You are familiar with the off-axis. It makes OLED displays look a bit strange from an extreme angle, for example, and it’s the hallmark of a good OLED display that you don’t notice when you turn the screen away from you. The patent explains why this is important:
“For certain objects, oblique light forms stronger imaging signals than light that is perpendicular to the imaging plane. For example, a fingerprint sensor system/device with multi-directional illumination, such as an under-display fingerprint sensor device, may use angled angle filters to capture the stronger signals and improve image contrast.”
Well, that’s all very exciting, even if the other reports suggest we’ll have to wait to see this kind of Touch ID on the iPhone. And the patent even mentioned that the technology is not just limited to phone screens and could be used in a wearable device like presumably an Apple Watch.
And on the same day, Apple also published another patent with related news. And it’s pretty cool too.

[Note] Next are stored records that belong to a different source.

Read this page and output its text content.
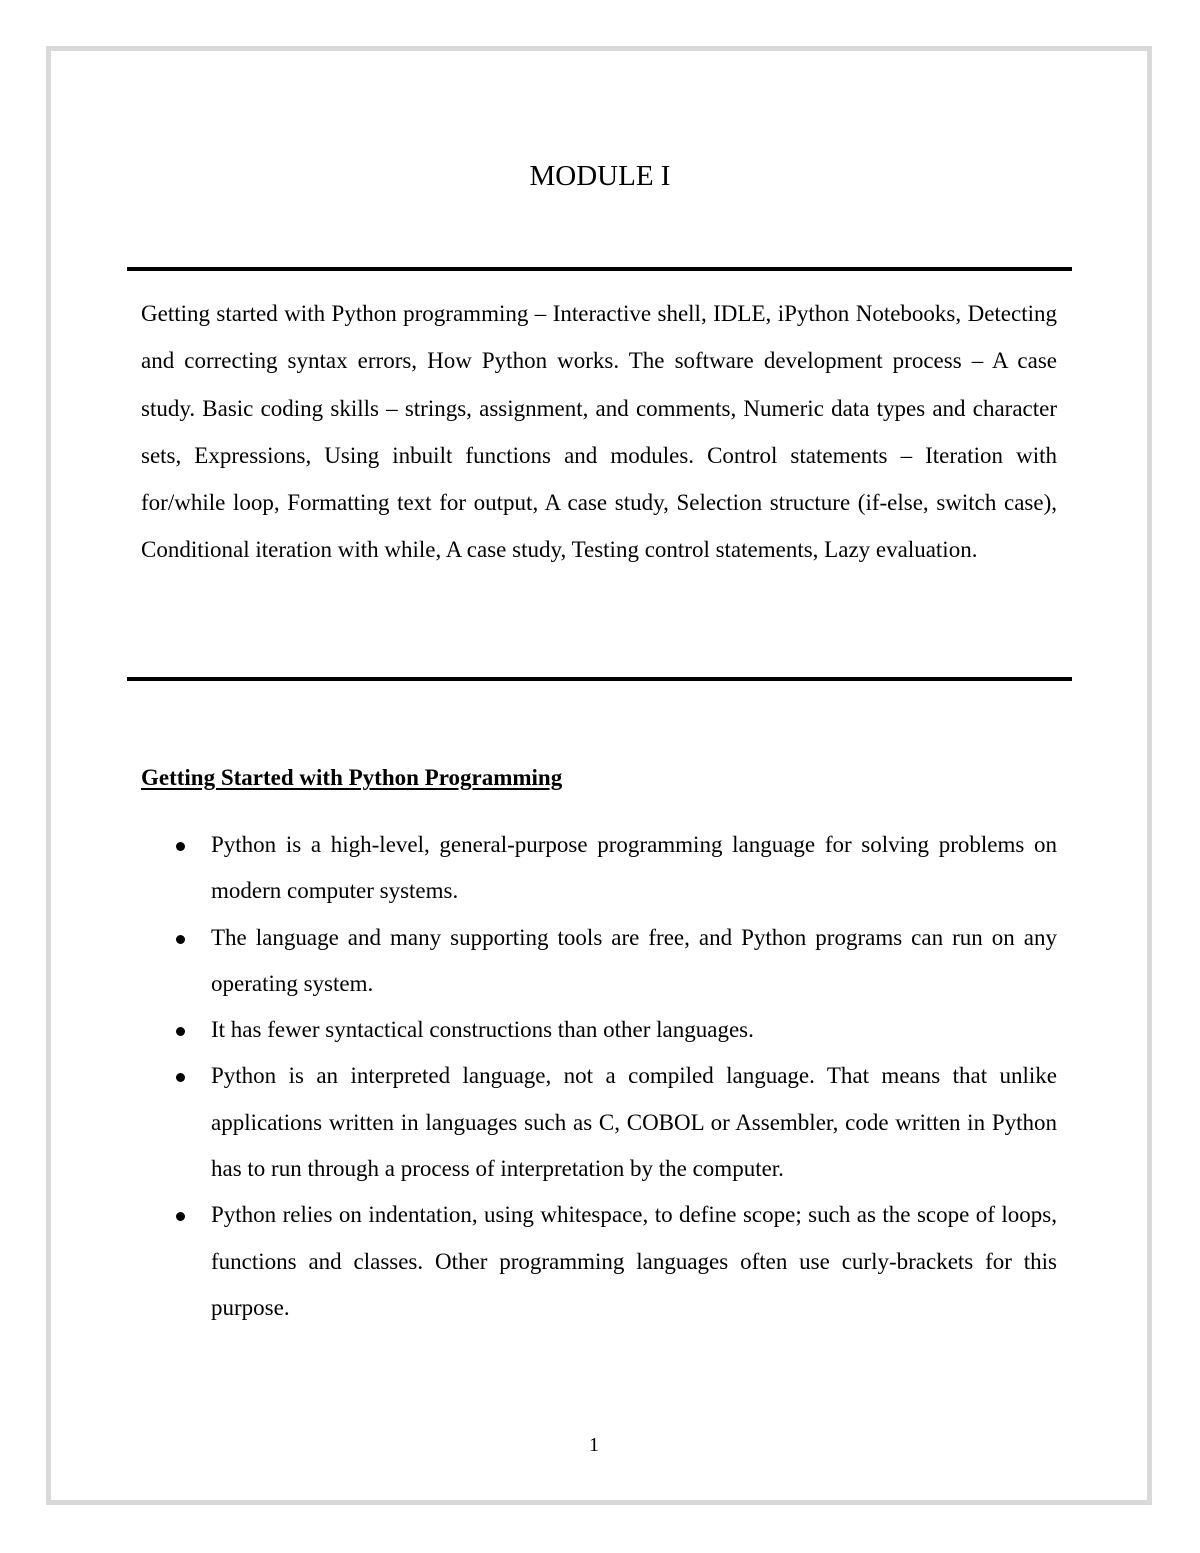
MODULE I

Getting started with Python programming – Interactive shell, IDLE, iPython Notebooks, Detecting and correcting syntax errors, How Python works. The software development process – A case study. Basic coding skills – strings, assignment, and comments, Numeric data types and character sets, Expressions, Using inbuilt functions and modules. Control statements – Iteration with for/while loop, Formatting text for output, A case study, Selection structure (if-else, switch case), Conditional iteration with while, A case study, Testing control statements, Lazy evaluation.

Getting Started with Python Programming
Python is a high-level, general-purpose programming language for solving problems on modern computer systems.
The language and many supporting tools are free, and Python programs can run on any operating system.
It has fewer syntactical constructions than other languages.
Python is an interpreted language, not a compiled language. That means that unlike applications written in languages such as C, COBOL or Assembler, code written in Python has to run through a process of interpretation by the computer.
Python relies on indentation, using whitespace, to define scope; such as the scope of loops, functions and classes. Other programming languages often use curly-brackets for this purpose.
1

It says “Recognizing a gesture of a person wearing a handheld electronic device” and reading through it suddenly says: “The display may also provide an input surface for one or more input devices, such as a touch-sensitive device and/or a fingerprint sensor.” Allowing the watch (or other wearable device) to determine which limb is wearing the device isn’t the main focus of the patent, but it does show that Apple is really focusing a lot of firepower on the prospect of under-display sensors.
In other words, we might have to wait a while for under-screen sensors to make their way to Apple products, but it seems likely they’re on the way. Who knows, maybe the Apple Watch will have Touch ID under the screen first.